CRTC investigating ‘possible misleading’ telco sales practices after first rejecting the idea
“It was definitely discouraging when the CRTC rejected it the first time around,” said Laura Tribe, executive director of consumer advocacy group Open Media.
“It is also encouraging to see that they’re taking this opportunity to get it right.”
Monday’s announcement included an invitation for Canadians to go online to share their personal experiences involving questionable telco sales tactics. The CRTC also plans to conduct a public opinion survey and focus groups on the issue, as well as hold a public hearing in Gatineau, Que., starting on Oct. 22.
‘We were shocked’
In January, multiple consumer groups called on the CRTC to hold a public inquiry following several reports by CBC’s Go Public team about high-pressure tactics used by telco employees selling TV, internet and wireless services.
Since the reports began in November, hundreds of customers have contacted Go Public to complain about being charged higher rates than what they originally negotiated over the phone, or not receiving what a sales agent promised.
In one case, Shaelene McInnis of Oshawa, Ont., complained that Bell was charging her aging in-laws for internet service, unbeknownst to them. In another, Bert Reket of Owen Sound, Ont., said he wound up locked into a two-year contract with Rogers that he never wanted.
More than 200 current and former telco employees — mostly at Bell and Rogers — have also reached out to Go Public, describing what they say is intense pressure to mislead and lie to customers in order to hit unrealistic sales targets.
“We were shocked,” said Ken Whitehurst, executive director of the Consumers Council of Canada. “Employees are even coming out, saying they’re uncomfortable with what they’re being asked to do.”
In February, the CRTC announced there was no need for a public inquiry because there are already “a variety of options available” for unhappy customers.
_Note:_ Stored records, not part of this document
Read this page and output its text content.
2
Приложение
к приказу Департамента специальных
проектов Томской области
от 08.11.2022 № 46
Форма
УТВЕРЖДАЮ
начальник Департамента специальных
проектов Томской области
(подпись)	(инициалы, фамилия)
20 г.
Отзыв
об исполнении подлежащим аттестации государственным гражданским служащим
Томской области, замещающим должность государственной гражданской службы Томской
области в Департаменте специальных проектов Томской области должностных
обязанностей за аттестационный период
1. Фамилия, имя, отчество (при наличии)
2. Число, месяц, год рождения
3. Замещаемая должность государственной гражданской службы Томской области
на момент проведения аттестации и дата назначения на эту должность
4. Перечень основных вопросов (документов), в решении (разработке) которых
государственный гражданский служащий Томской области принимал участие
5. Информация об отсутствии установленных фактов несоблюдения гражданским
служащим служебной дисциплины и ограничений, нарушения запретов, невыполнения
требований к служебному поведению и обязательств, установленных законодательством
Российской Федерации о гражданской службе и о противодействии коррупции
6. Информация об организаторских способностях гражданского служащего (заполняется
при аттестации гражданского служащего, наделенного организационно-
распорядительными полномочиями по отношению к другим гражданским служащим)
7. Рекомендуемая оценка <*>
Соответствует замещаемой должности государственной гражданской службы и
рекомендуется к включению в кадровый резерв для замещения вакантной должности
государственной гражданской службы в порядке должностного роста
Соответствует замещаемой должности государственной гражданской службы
These include complaining to the Competition Bureau, which investigates deceptive marketing practices.
But the CRTC changed its tune after the federal government weighed in back in June, ordering the telecom regulator to conduct and complete an inquiry by February 2019.
“Like many Canadians, we are concerned by allegations of clearly inappropriate sales practices by telecom carriers,” Economic Development Minister Navdeep Bains said in a statement at the time.
Will it do any good?
Susan Eckersley of Whitby, Ont., says she recently discovered her home phone, internet and television provider had locked her into a two-year contract without asking. She’s pleased the CRTC has launched the inquiry, but questions if it will do any good.
“How on earth are you going to police something like that?” she said. “I don’t think they can totally enforce it, and certainly can’t monitor it.”
Open Media’s Laura Tribe says she, too, has concerns about whether the inquiry will result in any substantial change. But she believes it’s a good first step that will help put the issue of aggressive sales tactics in the spotlight.
“If nothing else, this helps get more evidence on the record and make very clear exactly what’s happening.”
CBC News reached out to the major telcos for their response to the inquiry announcement.
“We work to deliver the best possible experience for our customers,” Rogers spokesperson Michelle Kelly said. “We will share how we strive to be clear, simple and fair with our customers.”
Bell spokesperson Marc Choma said the company’s success “is built on delivering the best customer experience, so we look forward to these discussions.”
Telus and Shaw didn’t respond, but back in January both said they would be open to participating in a public inquiry.